大田黒●ロシア系とのハーフであるため殿下と呼ばれる森沢高校のエース。実力は疑問視されながらもプロ入りを果たす。

二本松●里中達が三年生の時に入部してきた新入部員。不細工な顔と不恰好な体格だが投手としても打者としても素晴らしい才能を持つ。田山、岩城、馬場の中学時代の後輩であり、先輩達を高校まで追いかけてきた。

加藤弘●愛徳高校野球部員。不良学校の悪だが野球だけは真剣にやる。高校時代は由良明訓に敗れるが、その時の活躍で全丸大のノンプロチームに入団。左投げ左打ちの一塁手。

中間透●加藤と同じ愛徳高校野球部員。加藤よりも明るい性格だが相当の不良でもあった。甲子園では由良明訓に敗れたものの加藤と一緒に全丸大に入団。右投げ右打ちの三塁手。
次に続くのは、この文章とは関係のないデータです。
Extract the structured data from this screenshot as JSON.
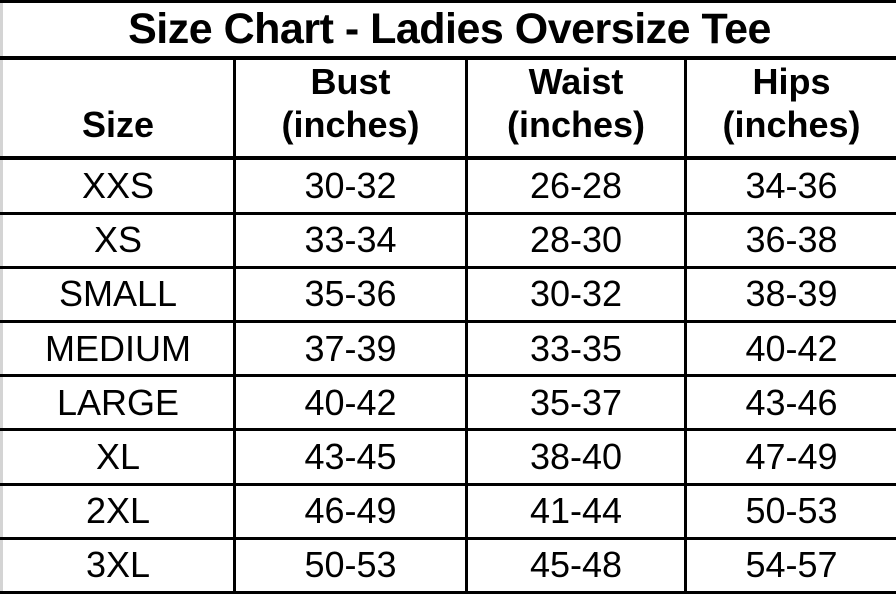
{
  "chart_data": {
    "type": "table",
    "title": "Size Chart - Ladies Oversize Tee",
    "columns": [
      {
        "label": "Size",
        "unit": ""
      },
      {
        "label": "Bust",
        "unit": "(inches)"
      },
      {
        "label": "Waist",
        "unit": "(inches)"
      },
      {
        "label": "Hips",
        "unit": "(inches)"
      }
    ],
    "rows": [
      {
        "size": "XXS",
        "bust": "30-32",
        "waist": "26-28",
        "hips": "34-36"
      },
      {
        "size": "XS",
        "bust": "33-34",
        "waist": "28-30",
        "hips": "36-38"
      },
      {
        "size": "SMALL",
        "bust": "35-36",
        "waist": "30-32",
        "hips": "38-39"
      },
      {
        "size": "MEDIUM",
        "bust": "37-39",
        "waist": "33-35",
        "hips": "40-42"
      },
      {
        "size": "LARGE",
        "bust": "40-42",
        "waist": "35-37",
        "hips": "43-46"
      },
      {
        "size": "XL",
        "bust": "43-45",
        "waist": "38-40",
        "hips": "47-49"
      },
      {
        "size": "2XL",
        "bust": "46-49",
        "waist": "41-44",
        "hips": "50-53"
      },
      {
        "size": "3XL",
        "bust": "50-53",
        "waist": "45-48",
        "hips": "54-57"
      }
    ],
    "layout": {
      "grid": "on",
      "border_color": "#000000",
      "background_color": "#ffffff",
      "text_color": "#000000"
    }
  }
}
高山志朗●全丸大のエース。里中よりも二歳年上で一年生の時の夏の甲子園では対戦はないものの出場していた。剛速球の持ち主だが四球で自滅する敗戦が多く、プロからの打診はあっても入団拒否をし続けている。後に里中に触発されて宝塚ブレイブに入団する。

湯川勝●江口らがプロ一年目で苦闘する71年。栃木県の柵新学院の進学クラスに突然現れた怪物ピッチャー。アマ、プロ球界を引っ掻き回す裏主人公。

湯本武●高校時代は甲子園出場を決めながら不祥事による出場停止。大学では四年時に監督との大喧嘩で退部。里中の入団拒否の代替でロビンスに入団。悲劇のピッチャーと呼ばれているが、明るく柄の悪いインテリヤクザ。